This was a research project conducted by my group member (Shadi Chamseddine) and I for our STAT 5703 W Data Mining course.
We use a Random Forest model to predict an NBA player’s position based solely on their in-game statistics. Our data is NBA player-level game statistics from the 1982 season to the 2019 season inclusive from Basketball-Reference.com. The 1982 season was chosen as our starting point because it was the earliest season in which all the relevant data variables for our analysis began being tracked and collected by the NBA. The dataset is then fed into the Random Forest model with default parameters to identify the most important variables to the model. Variable importance is determined by the mean decrease Gini for each variable. Since the number of variables is very large, we run the Random Forest model again using only the most important variables from the first run, which we identify by boosting our variable set. We reduce the dimensions by keeping only the top 50% most important variables, which we later use as the parameters in our refined 4 models.

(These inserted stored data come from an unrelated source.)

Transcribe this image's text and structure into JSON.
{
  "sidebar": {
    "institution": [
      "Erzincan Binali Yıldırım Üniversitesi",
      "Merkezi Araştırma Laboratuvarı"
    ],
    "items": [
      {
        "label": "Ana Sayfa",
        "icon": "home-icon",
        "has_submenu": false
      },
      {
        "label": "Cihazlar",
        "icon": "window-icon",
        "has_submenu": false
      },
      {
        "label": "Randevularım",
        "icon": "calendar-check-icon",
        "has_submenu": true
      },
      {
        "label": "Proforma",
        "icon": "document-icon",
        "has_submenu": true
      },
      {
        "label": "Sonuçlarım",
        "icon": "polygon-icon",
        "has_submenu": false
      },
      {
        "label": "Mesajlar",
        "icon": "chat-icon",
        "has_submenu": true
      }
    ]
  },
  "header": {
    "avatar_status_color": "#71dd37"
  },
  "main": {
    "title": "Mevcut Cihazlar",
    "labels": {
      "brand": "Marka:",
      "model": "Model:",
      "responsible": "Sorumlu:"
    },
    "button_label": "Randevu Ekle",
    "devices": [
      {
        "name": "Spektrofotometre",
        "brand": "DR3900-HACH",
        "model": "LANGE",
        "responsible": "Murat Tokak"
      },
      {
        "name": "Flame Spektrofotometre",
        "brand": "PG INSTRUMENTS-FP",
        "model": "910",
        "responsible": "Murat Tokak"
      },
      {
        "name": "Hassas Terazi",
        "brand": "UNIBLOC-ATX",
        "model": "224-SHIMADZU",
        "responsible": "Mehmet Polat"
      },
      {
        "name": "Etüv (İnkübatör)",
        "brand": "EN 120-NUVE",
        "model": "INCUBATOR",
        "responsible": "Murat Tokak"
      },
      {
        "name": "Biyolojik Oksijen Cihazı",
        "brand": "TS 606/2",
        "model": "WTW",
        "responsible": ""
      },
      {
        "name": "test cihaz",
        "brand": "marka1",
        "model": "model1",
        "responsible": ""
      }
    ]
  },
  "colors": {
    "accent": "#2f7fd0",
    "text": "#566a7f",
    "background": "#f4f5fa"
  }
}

Following this, we prepare our training sets and test sets by assigning a 70% and 30% split of the overall data respectively. With our training and test sets prepared, the next step is to tune the parameters of the Random Forest model in order to increase the accuracy of our results. Even though the Random Forest model creates bootstrap training sets to build the individual decision trees, 33% of the data is unused. Which is the OOB dataset, but a separate test set is still required since we are using the OOB errors to tune parameters of the Random Forest model. We begin by feeding our training set into another Random Forest model in order to find an optimal number of decision trees to be created. Once this parameter has been optimized, the training set is then fed into a separate Random Forest model in order to find an optimal number of variables to split by at each node in each created decision tree. With our optimized parameters, we run a final Random Forest model on the training set and then use the results to predict on the test set.
Our final Random Forest model does a great job at identifying a player’s position based solely on their in game statistics. As the accuracy rate of the model on the set aside test set is 71.7%, this means the model correctly classifies a player’s position 71.7% of the time. By boosting and tuning our model, we are able to achieve greater classification accuracy.